En la narrativa fujimorista, la condena por homicidio calificado y secuestro agravado de su líder y los diez años de cárcel son el costo político que han tenido que pagar por los “errores” de la década de 1990. En el debate de los últimos días ha quedado claro que para Fuerza Popular una condena política requiere una solución política; es decir, el indulto. Pero si para el fujimorismo el indulto es la salida al problema, para el presidente Kuczynski y para la propia idea de justicia el indulto es, en sí mismo, el problema.
Indultar o no indultar, he ahí el dilema. En el frente político, la institución del indulto pone al presidente en una difícil disyuntiva. Se trata de una decisión en la que hay algo que ganar y mucho que perder. Ganaría una relación más cordial con el fujimorismo –pero ¿hasta cuándo?, la próxima crisis siempre está a la vuelta de la esquina– a costa de romper una promesa de campaña y alienar a buena parte del electorado que le dio la victoria mínima del año pasado. En cambio, si el indulto no existiera, el presidente no tendría que estar en esa disyuntiva. Ni el gobierno ni el fujimorismo tendrían una herramienta perversa para lograr que la otra parte haga lo que ellos quieren.
Luego está el rol del individuo frente al sistema de justicia o, dicho de otra manera, el papel que debe jugar la justicia en una democracia. ¿Por qué una persona, por más que sea el presidente de la República, debería determinar la suerte de condenados que han pasado por un proceso judicial en el que se analizaron detenidamente los argumentos a favor y en contra de la condena? Si se permite que el presidente cambie unilateralmente la situación penal de los presos, ¿no estamos entonces ante una forma legal y un poco más educada de hacer justicia con las propias manos?
Hay quienes argumentan que la institución del indulto es necesaria para corregir los errores de la justicia. Se trata, a todas luces, de un caso en el que el remedio es peor que la enfermedad. La solución a las deficiencias de nuestro sistema de justicia no puede ser poner las decisiones en las manos de una persona como el presidente que, al final de cuentas, es un político. Si como el fujimorismo alega, la condena a su líder fue política, entonces habría que analizar si existe suficiente evidencia para probar esa afirmación. Si ese fuera el caso, entonces habría que revisar el proceso, pero siempre dentro de los cauces formales del sistema judicial. La solución a una condena política no puede ser una liberación política.

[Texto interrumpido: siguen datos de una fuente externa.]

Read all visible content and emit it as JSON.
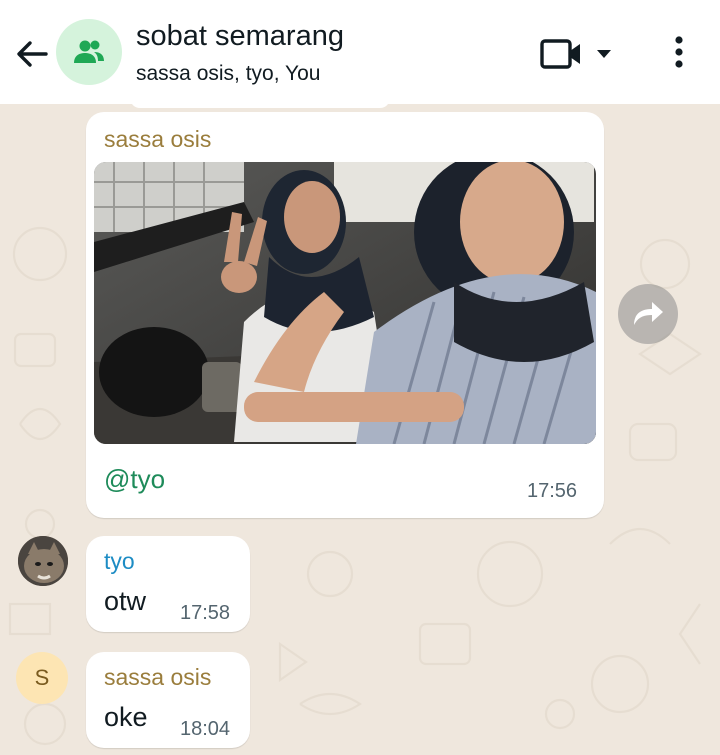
{
  "header": {
    "title": "sobat semarang",
    "subtitle": "sassa osis, tyo, You",
    "icons": [
      "back-arrow-icon",
      "group-icon",
      "video-call-icon",
      "dropdown-caret-icon",
      "more-vert-icon"
    ]
  },
  "messages": [
    {
      "sender": "sassa osis",
      "sender_color": "#9a7d3c",
      "type": "image",
      "caption": "@tyo",
      "caption_color": "#1e8b5a",
      "time": "17:56"
    },
    {
      "sender": "tyo",
      "sender_color": "#1d8cc4",
      "type": "text",
      "text": "otw",
      "time": "17:58"
    },
    {
      "sender": "sassa osis",
      "sender_color": "#9a7d3c",
      "type": "text",
      "text": "oke",
      "time": "18:04",
      "avatar_letter": "S"
    }
  ],
  "colors": {
    "chat_background": "#efe7dd",
    "bubble": "#ffffff",
    "header": "#ffffff",
    "group_avatar_bg": "#d5f3dc",
    "group_avatar_icon": "#1fa855"
  }
}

El problema de fondo de cualquier indulto es que es muy difícil, por no decir imposible, que este no sea político. Al final del día, un indulto implica una decisión en la que hay ganadores –los indultados– y perdedores –los que quedan presos–. Implica una decisión personal –la Comisión de Gracias Presidenciales no emite informes vinculantes– y ad hoc sobre quién merece ser puesto en libertad. ¿O es que existe un consenso en la sociedad de poner en libertad a todos los condenados por homicidio calificado y secuestro agravado que estén enfermos y sean de edad avanzada? Por ejemplo, ¿estaría el fujimorismo –un partido tradicionalmente de mano dura– dispuesto a indultar a otros peruanos que hubieran secuestrado y asesinado a sus víctimas? ¿O es que ser un ex presidente y tener una bancada de 72 congresistas merece un trato preferencial? En resumen, todo indulto corre el riesgo de profundizar la idea extendida en nuestra sociedad de que la ley no es igual para todos.
Existen razones de humanidad e incluso morales para considerar que un enfermo de edad avanzada pueda pasar lo que le queda de vida en su casa. Pero esa decisión no debería depender exclusivamente del presidente. Debería estar contemplada en el marco legal de la justicia y debería aplicar por igual para todos los presos que estén en esa condición. El indulto no tiene lugar en una democracia.